Police in Northern Ireland can now charge people with non-fatal strangulation.
It became a stand-alone offence in Northern Ireland under the Justice, Sexual Offences and Trafficking Victims Act 2022, and has now come into effect.
Strangulation is the second most common method of female murder in the UK.
Women’s Aid NI said the legal change would give prosecutors vital tools to deal with perpetrators.
Non-fatal strangulation is seen as a red flag for escalating violence in intimate partner relationships and a possible indicator for future risk of murder or attempted murder.
The Department of Justice said the new offence provided greater protection for victims: “This crime can affect anyone and can occur in a number of circumstances.

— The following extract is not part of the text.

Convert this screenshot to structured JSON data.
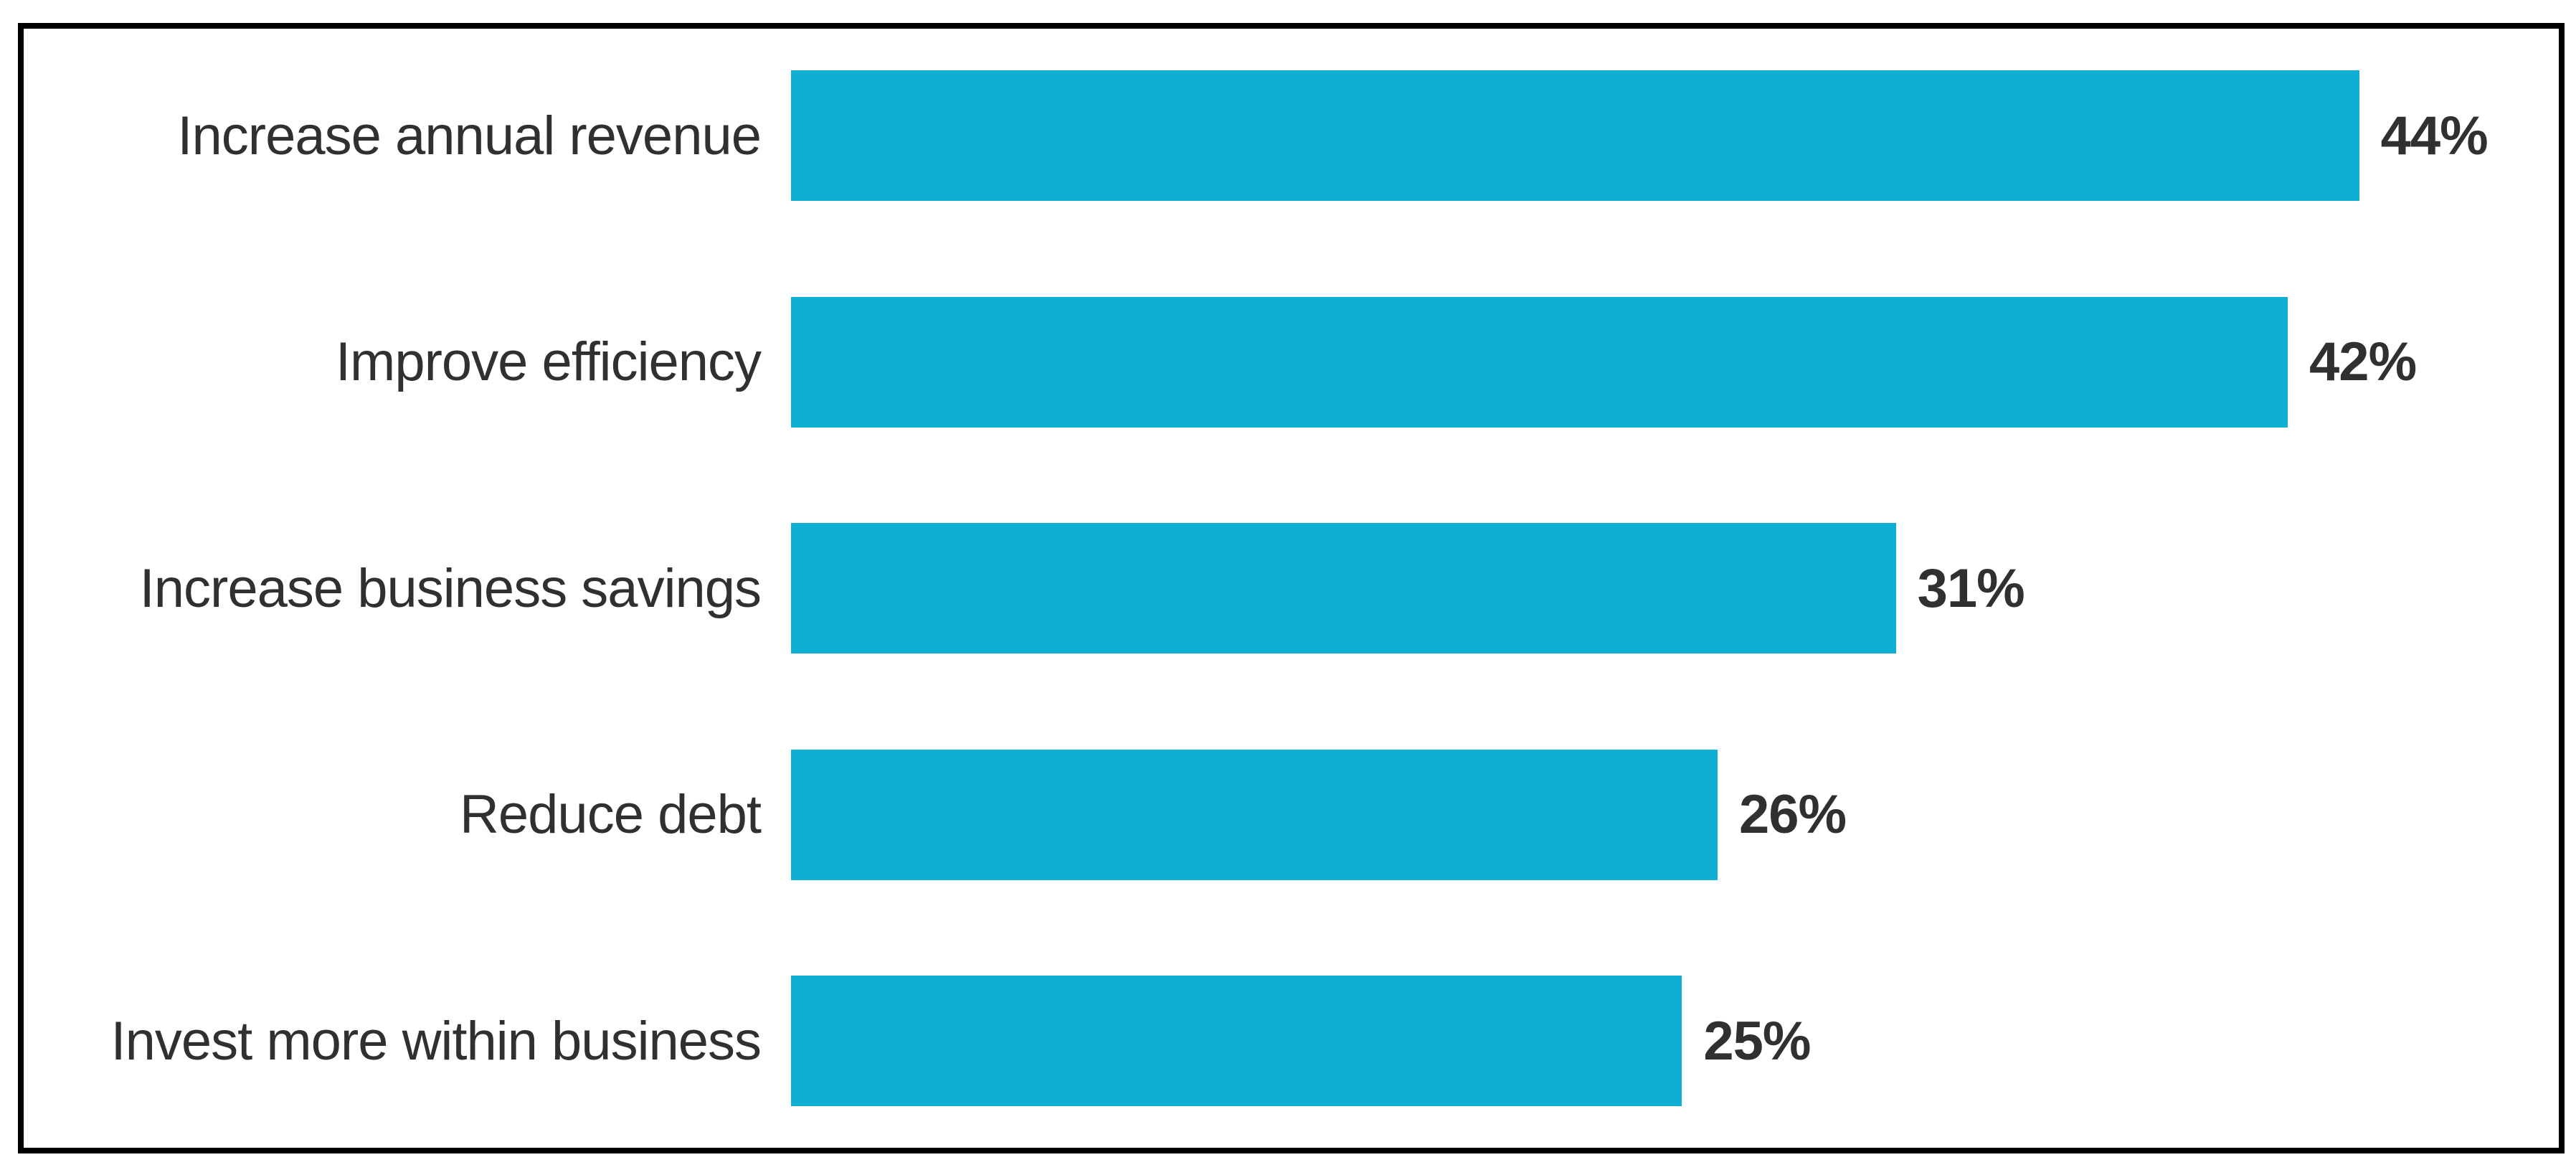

“However, there are those who use strangulation and asphyxiation to exert control and fear in others, including in cases of domestic abuse.
“Research shows that this type of abuse is eight times more likely to result in domestic homicide.
“In recognition of the serious harm it causes, this new offence carries greater penalties than were previously available and today marks another step forward in making our community safer.”
The PSNI said the new legislation “means that if you do anything that does or could restrict someone’s breathing in any way you should be prepared to face a prison sentence for this offence alone”.
“This new legislation will take into consideration the emotional impact, trauma and fear that the victim experiences.”
Senior police described the legislation as a “step forward in helping officers tackle the magnitude of the threat”.
Det Supt Lindsay Fisher said: “On average, between 10-12% of reporting domestic abuse victims have experienced non-fatal strangulation, placing them at the highest risk.
“Non-fatal strangulation, can very quickly turn fatal.”